Giving students the opportunity to explore different career paths and have real-world experiences before college can help them decide if the work will be a good fit for them, he said. It can also help students avoid college debt, if college isn’t the right choice for them, he said.
“It’s really given those kids an opportunity to think about: ‘What do I want to do? How do I want to get there? ... It doesn’t have to be a one-size-fits-all approach that I think generally we have seen in the past,” Hoerl said.
Over the last four years, the high school has worked to ensure students can earn either college credit or industry credentials through many of the career and technical classes so they are eligible for employment immediately after college, Thurston said.

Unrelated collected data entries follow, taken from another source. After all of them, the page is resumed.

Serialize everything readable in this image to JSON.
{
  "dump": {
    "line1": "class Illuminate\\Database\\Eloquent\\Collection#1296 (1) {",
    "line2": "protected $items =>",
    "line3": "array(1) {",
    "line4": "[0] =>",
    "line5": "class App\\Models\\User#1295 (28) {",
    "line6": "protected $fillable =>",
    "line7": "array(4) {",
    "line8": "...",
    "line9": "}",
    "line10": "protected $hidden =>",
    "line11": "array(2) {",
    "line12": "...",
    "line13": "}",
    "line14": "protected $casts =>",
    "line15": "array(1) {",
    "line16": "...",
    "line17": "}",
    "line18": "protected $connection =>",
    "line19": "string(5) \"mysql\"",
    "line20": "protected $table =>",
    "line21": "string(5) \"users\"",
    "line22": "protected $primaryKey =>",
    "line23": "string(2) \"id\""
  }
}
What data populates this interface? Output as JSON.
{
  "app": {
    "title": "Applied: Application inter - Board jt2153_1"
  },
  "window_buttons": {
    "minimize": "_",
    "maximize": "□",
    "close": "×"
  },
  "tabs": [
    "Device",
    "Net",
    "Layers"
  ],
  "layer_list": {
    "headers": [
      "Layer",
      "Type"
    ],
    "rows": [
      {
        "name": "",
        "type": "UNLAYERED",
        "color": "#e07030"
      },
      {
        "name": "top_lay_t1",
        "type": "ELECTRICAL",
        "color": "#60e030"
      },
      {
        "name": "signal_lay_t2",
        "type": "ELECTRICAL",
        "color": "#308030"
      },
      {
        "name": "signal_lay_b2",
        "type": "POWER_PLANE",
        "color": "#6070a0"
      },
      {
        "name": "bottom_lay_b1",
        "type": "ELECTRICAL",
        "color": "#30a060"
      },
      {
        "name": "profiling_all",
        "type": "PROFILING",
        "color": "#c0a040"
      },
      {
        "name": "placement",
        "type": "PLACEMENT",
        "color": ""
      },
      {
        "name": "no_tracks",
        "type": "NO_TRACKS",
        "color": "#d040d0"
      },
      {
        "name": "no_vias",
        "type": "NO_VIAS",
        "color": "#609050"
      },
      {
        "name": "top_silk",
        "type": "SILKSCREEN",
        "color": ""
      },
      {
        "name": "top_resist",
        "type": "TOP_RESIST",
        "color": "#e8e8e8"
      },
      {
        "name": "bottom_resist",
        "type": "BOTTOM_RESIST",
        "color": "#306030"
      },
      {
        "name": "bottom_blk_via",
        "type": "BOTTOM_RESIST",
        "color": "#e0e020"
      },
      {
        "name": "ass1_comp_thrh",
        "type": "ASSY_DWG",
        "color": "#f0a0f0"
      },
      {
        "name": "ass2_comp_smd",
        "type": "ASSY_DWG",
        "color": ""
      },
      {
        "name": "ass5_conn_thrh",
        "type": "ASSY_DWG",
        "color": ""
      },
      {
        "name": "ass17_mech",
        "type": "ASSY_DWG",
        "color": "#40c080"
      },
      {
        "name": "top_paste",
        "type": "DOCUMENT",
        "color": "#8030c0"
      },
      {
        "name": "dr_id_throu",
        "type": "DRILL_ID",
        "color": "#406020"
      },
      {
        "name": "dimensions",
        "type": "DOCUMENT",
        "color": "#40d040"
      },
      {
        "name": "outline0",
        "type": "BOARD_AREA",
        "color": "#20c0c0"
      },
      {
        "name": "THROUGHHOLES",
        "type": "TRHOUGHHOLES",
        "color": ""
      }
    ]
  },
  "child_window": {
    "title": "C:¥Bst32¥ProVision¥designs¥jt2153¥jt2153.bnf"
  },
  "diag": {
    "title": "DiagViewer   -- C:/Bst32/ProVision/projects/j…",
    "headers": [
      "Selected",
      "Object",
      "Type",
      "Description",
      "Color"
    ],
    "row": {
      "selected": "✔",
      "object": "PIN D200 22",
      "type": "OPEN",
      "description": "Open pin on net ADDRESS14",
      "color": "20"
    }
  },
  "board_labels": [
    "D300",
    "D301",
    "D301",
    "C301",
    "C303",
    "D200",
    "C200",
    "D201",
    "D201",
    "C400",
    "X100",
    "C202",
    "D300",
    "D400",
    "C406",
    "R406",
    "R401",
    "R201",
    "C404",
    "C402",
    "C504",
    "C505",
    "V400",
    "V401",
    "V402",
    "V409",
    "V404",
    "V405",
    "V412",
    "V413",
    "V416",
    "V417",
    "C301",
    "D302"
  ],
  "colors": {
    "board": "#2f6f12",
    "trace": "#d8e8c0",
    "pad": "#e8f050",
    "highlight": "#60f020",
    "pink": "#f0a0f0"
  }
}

For example, in an advanced carpentry course, students are building a tiny home and learning about designing, building, permitting, selling and marketing a house, he said. Those skills translate to a pre-apprenticeship certificate that can improve their chances at a construction job, Thurston said.
While the labor market is tight across many industries, the shortage of workers in the construction industry has been accelerating for years, said Durango home builder Troy Dyer, president of Veritas Fine Homes.
For every five construction workers leaving the industry each year, only one new worker is entering, he said.
The conditions were set for a construction workforce shortage during the recession when many skilled workers left the industry, he said. Construction companies started noticing the shortage in 2013 and 2014 as the industry rebounded and it is now hurting overall production, Dyer said.
“Everyone is turning down work because they can’t even handle what they have got,” he said.
For the last few years, the Home Builders Association of Southwest Colorado has been working with local high schools to foster interest in the trades by mentoring students, donating tools and advising administrators on curriculum, he said.
The school recently showed its commitment to trade-skills curriculum by extending the amount of time students can spend working on their tiny-home project in an advanced carpentry class, Dyer said. Instead of just one period of the day, students can spend seventh hour and an optional eighth hour of class time working on the tiny home, which has allowed them to get more work done, he said.
“We are really able to make the days count,” he said.
Lowering the number of required credit hours needed to graduate from high school from 27 to 23 in recent years also gave students more time to pursue career and technical education courses, Hoerl said.
Even for students who are college-bound, the classes cover skills that are translatable into other fields, Thurston said.
“Work ethic, creativity, collaboration, problem-solving – all those things are living really strongly in career and tech ed. That’s kind of where they thrive,” he said.
Webster said when she started in carpentry as a freshman, all the components of the class, including power tools, were intimidating because she had no idea what she was doing.
But that’s all changed.
“I have learned a lot and I feel very confident in my abilities now,” she said.